Best way to structure satellite data in Zarr for time-based indexing and batching with DataLoader

Hi everyone,

I ‘m working on a project with satellite data that spans across multiple timestamps, and I ‘d love some advice on structuring it efficiently.

The data

For each variable (satellite channels), I have several timestamps.

For each timestamp, I have multiple 256×256 samples, each from a different region.

The number of samples varies across timestamps, and I don’t need georeferencing information.

A naive representation of the data could look like this:

[variables, timestamps, n_samples, 256, 256]

The challenge

After selecting the variables I want, I need to support two main use cases:

  1. Index by time - straightforward with a time axis as partitioned above.
  2. Iterate through samples over a time range - to create a DataLoader with a fixed batch size (e.g., 32).

I ‘m using .zarr files with chunking for efficient retrieval. My initial idea was to use chunking like:

[1, 1, 32, 256, 256]

so each chunk matches a batch of 32 samples. But because samples are spread across different timestamps, batching becomes messy:

  • Some batches won’t have 32 samples.
  • I ’d need to “spill over” into the next timestamp and then adjust the next batch accordingly.
  • This complicates the __getitem__ and slows things down, especially during model training.

Possible solutions

One idea would be to flatten the [timestamps, samples] axes into a single dimension:

[variables, timestamps*n_samples, 256, 256]

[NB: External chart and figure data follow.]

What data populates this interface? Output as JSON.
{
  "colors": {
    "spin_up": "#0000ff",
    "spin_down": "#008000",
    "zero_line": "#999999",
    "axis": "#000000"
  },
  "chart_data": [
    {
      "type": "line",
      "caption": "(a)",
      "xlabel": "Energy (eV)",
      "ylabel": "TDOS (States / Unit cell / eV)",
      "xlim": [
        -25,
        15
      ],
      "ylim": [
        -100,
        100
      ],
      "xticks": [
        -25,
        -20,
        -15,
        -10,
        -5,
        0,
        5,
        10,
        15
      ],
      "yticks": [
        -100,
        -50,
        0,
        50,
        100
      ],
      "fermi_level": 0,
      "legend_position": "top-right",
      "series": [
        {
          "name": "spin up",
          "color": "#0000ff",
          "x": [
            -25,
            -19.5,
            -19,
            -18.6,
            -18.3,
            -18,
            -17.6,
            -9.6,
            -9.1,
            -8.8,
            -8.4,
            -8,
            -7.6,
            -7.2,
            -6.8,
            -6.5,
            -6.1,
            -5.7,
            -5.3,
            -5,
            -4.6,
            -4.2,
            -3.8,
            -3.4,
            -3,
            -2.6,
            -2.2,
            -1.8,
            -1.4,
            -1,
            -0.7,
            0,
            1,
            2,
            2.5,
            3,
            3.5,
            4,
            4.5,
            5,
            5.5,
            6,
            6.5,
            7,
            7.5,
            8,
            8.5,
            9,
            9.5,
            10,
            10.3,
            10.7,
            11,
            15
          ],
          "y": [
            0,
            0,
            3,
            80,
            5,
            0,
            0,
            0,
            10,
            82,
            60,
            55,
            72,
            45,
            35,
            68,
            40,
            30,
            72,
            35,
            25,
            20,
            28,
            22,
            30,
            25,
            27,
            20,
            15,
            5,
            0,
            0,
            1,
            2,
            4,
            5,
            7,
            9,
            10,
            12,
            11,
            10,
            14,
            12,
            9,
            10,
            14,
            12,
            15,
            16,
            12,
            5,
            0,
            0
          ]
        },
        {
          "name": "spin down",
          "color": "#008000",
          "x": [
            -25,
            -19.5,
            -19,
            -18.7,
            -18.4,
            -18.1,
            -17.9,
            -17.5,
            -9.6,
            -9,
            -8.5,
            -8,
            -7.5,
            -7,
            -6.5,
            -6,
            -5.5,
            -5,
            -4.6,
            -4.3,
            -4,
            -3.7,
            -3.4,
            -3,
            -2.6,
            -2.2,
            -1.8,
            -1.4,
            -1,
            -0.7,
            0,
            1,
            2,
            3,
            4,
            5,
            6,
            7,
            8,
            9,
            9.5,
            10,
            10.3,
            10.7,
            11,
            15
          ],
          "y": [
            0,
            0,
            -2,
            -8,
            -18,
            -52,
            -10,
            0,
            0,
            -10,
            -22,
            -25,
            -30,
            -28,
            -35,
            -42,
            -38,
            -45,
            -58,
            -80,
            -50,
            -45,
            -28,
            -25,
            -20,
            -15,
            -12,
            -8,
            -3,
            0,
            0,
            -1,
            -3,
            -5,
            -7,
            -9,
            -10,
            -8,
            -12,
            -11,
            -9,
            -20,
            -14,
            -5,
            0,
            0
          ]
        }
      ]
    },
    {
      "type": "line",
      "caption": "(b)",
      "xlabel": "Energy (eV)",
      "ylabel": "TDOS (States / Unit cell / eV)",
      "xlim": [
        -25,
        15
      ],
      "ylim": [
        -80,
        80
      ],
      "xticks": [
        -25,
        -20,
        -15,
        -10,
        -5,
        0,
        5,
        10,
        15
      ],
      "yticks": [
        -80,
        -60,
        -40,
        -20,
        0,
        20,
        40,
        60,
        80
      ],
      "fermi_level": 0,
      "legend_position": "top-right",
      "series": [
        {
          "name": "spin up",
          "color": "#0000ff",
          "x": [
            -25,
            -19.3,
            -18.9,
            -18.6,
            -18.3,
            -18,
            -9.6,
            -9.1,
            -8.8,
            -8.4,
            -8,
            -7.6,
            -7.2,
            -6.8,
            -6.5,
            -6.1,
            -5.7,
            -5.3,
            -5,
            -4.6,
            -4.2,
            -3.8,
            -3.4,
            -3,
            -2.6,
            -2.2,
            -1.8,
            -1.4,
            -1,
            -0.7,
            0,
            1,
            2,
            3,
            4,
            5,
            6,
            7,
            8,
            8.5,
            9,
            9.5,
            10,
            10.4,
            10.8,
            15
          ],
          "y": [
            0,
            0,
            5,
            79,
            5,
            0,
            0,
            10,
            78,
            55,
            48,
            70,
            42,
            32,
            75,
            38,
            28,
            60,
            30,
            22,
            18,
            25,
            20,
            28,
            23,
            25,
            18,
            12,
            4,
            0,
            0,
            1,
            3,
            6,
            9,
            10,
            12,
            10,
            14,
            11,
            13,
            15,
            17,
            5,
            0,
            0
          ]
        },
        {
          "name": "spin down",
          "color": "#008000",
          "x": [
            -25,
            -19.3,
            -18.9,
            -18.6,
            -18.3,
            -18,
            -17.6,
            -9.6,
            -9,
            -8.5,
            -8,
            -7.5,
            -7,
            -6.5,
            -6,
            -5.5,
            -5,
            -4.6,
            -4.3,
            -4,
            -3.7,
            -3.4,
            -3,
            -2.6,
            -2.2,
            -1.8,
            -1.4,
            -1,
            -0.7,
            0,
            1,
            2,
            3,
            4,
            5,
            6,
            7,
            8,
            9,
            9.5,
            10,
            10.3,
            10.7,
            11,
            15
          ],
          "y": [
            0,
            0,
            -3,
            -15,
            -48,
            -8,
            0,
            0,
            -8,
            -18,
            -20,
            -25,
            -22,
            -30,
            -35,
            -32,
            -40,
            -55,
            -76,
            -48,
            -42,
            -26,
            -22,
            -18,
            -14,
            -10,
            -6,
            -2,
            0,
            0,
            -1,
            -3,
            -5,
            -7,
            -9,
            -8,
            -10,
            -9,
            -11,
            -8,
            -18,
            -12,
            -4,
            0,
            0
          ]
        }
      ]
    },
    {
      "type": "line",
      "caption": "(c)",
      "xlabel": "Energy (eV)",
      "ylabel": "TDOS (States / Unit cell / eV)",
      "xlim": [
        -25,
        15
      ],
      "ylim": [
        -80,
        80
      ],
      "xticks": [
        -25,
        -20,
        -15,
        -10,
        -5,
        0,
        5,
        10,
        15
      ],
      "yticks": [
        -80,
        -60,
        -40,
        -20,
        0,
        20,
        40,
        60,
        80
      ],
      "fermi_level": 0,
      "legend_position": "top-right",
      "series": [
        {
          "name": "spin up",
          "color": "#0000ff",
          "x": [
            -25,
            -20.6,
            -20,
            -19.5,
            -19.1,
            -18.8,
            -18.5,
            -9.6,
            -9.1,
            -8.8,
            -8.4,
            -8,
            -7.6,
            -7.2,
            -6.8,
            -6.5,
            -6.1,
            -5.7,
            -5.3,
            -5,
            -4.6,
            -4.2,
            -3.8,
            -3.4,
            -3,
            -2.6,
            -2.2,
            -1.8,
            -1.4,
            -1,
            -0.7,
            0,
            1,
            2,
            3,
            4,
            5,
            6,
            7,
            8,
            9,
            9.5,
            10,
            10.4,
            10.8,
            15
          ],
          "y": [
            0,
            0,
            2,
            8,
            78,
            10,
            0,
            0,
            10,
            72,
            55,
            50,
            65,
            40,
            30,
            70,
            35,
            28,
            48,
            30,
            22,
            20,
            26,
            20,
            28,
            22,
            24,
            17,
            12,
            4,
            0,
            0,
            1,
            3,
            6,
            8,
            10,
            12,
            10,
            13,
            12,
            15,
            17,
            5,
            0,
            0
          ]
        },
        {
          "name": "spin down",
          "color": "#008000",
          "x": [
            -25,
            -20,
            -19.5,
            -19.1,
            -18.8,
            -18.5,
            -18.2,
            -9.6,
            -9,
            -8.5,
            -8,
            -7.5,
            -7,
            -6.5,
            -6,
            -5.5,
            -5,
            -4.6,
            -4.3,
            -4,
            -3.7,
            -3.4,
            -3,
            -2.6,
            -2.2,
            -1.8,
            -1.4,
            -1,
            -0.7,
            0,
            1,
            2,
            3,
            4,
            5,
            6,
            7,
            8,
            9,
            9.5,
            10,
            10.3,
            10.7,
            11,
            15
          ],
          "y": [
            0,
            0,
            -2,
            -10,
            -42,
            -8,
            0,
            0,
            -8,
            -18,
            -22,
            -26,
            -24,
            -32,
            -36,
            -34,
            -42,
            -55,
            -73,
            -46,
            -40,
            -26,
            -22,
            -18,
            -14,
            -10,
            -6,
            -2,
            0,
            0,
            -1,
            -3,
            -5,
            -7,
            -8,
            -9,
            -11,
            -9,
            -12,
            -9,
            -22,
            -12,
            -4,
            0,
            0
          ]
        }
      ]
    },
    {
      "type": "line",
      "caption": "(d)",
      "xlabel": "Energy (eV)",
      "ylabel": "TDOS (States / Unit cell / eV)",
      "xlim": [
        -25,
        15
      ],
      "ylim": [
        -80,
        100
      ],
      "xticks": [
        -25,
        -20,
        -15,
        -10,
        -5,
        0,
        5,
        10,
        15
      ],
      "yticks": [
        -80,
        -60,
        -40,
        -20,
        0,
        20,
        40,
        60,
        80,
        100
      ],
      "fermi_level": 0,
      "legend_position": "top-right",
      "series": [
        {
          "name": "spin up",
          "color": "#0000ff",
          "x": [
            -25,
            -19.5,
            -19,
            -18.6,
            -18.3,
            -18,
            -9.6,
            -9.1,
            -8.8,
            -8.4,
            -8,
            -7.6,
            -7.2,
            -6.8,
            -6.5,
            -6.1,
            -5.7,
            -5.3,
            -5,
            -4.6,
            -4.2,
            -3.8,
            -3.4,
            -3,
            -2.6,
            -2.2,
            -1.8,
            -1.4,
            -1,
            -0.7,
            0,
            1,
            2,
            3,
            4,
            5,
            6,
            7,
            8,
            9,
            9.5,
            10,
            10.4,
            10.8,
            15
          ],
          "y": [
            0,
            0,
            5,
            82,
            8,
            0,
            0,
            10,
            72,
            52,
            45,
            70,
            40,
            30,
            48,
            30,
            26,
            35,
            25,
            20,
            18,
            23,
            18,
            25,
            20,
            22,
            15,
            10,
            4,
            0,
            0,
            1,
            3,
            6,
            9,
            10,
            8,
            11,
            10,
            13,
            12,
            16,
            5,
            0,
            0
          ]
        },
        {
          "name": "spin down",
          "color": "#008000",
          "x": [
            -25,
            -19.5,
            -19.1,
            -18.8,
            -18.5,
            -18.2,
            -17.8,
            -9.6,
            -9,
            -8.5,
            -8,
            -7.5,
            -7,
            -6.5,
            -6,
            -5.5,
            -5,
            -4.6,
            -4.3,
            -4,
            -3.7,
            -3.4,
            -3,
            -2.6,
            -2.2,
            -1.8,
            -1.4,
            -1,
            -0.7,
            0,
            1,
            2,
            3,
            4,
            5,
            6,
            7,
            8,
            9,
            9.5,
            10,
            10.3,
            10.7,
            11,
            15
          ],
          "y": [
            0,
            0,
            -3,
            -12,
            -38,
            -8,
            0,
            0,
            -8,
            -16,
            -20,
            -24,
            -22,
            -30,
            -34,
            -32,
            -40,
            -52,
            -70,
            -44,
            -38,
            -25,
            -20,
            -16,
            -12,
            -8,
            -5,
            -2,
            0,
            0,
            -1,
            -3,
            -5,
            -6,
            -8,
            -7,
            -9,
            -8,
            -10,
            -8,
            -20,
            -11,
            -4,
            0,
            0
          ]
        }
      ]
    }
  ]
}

This makes batching easy (I would just step through the 2nd axis in chunks of 32).
But the downsides are:

  • I lose the explicit timestamp axis.
  • I ’d need a separate array to store timestamp info per sample.
  • Indexing by time range would require filtering through this array first (possibly of logn computational complexity if the array is sorted).

My question

Is there a better way to handle this problem?
If not, which of the two approaches would you recommend, given the need to:

  • Index efficiently by timestamp or time range.
  • Iterate smoothly with an arbitrary batch size.

Thank you in advance for any suggestions!

1 Like

Assuming that the data is stored in some cloud storage such as S3, I’m not sure how good of a fit Zarr is to what you need. I’m not saying it’s a bad fit, I’m just not sure.

It feels like your dataset is already chunked in very small pieces (1/4 MB uncompressed) and you’re also clearly stating that you’re interested in batching, not chunking, which makes perfect sense.

You mentioned that the samples are different regions. Are they lacking georeference or are you simply not interested in it? Is it possible to combine those samples geographically into one array? If yes, how big would that array be?

Assuming it’s not possible to do batching in the x & y axis, here are some options to consider:

  1. Store the pre-batched samples as S3 objects under a structured path that contains the datavar and timestamp, and wrap querying and retrieval in Python (maybe using unix timestamp for easy time range querying)
  2. Use a catalog (DynamoDB or other RDS) that’s properly partitioned and indexed

If geographical merging is possible, build one Zarr (that you append to) using Xarray: one DataArray per variable, and [time, x, y] dims in the DataArray. Start with [1, 500, 500] chunking, which will result in ~1 MB chunks uncompressed, and work your way up to a good chunk size (general rule of thumb is tens of MB but I think 1 MB is not bad, it really depends on the use case).